By Elizabeth Piper and William James

BRIGHTON, England, Sept 23 (Reuters) - British opposition Labour leader Jeremy Corbyn won support for his Brexit strategy on Monday, fighting off a challenge by members who wanted him to immediately back remaining in the European Union before any election.

The vote at his party's annual conference in the English seaside resort of Brighton was the latest outburst of dissent over Corbyn's Brexit approach, overshadowing party officials' attempts to present Labour as a government in waiting.

To howls of protest from pro-EU members and cheers from Corbyn supporters, the chairwoman of the conference said the bid to force Corbyn to change tack on Brexit had failed -- chaotic scenes that underlined Labour's divisions over Brexit.

Instead, members fell into line and backed Corbyn's stance to first try to win an election, renegotiate the Brexit deal and then hold a special conference to decide the party's stance - either to leave with a deal or remain - in a second referendum.

With Prime Minister Boris Johnson insisting that Britain will leave the EU on an Oct. 31 deadline, Labour, like the governing Conservatives, is struggling to agree strategy on Brexit, increasing the uncertainty over Britain's biggest foreign and trade policy shift in more than 40 years.

Corbyn, an instinctive leftist critic of the EU, has been under renewed pressure from party members and even some of his top team to unequivocally endorse remaining in the EU, and their rebellion had forced a vote between the two options.

The depth of feeling over Brexit was on show at conference, with even some members of his top team saying Corbyn should decide Labour's position now, rather than wait for an election that is widely expected to be held by the end of the year.

Some members argued with the chairwoman's decision to say that their bid had failed, suggesting that a simple showing of hands was not an accurate way to take a decision.

But Corbyn's team breathed a sigh of relief that his position had been left intact.

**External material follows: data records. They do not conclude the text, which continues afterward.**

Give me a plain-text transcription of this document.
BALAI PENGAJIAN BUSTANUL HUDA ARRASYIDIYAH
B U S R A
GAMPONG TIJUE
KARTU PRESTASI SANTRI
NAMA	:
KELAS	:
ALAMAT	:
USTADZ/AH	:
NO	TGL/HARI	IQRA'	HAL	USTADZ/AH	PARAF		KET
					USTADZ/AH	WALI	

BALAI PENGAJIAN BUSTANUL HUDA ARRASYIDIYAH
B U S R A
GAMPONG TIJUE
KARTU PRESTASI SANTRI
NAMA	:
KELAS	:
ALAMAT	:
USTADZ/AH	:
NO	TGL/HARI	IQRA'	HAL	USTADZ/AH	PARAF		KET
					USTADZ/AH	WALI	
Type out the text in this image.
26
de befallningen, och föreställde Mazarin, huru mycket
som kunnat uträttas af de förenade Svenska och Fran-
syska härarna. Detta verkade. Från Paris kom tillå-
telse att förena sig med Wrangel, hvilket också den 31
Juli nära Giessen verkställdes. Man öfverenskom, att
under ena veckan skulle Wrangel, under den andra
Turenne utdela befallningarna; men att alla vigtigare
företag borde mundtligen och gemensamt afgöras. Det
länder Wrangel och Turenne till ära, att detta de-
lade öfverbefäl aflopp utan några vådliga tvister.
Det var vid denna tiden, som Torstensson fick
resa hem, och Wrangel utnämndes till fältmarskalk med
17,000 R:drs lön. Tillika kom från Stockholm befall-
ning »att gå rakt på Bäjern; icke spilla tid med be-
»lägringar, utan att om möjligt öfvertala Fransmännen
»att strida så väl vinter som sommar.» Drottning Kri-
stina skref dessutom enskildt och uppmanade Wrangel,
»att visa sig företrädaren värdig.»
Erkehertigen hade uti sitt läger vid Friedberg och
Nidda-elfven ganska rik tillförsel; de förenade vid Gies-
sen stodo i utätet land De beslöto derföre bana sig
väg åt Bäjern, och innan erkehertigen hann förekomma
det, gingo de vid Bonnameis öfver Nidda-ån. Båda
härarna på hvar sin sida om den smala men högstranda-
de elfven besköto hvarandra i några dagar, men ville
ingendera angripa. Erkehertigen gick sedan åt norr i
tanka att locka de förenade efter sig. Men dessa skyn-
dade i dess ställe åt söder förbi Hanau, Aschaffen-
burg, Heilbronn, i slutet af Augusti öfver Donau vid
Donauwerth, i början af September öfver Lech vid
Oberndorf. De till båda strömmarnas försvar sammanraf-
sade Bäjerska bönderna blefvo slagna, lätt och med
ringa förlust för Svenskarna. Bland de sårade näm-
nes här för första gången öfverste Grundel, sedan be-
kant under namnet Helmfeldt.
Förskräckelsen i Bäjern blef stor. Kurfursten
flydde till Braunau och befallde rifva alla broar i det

"So @jeremycorbyn Brexit position triumphed at @UKLabour conference this afternoon," his home affairs policy chief, Diane Abbott, said on Twitter. "The message is, despite the chatter from commentators, the party is determined to unite behind its leader."

DIVISION

More than three years after Britain voted to leave the EU, both parties are still deeply divided, leaving parliament deadlocked and heightening uncertainty over when, how and even whether Brexit will happen.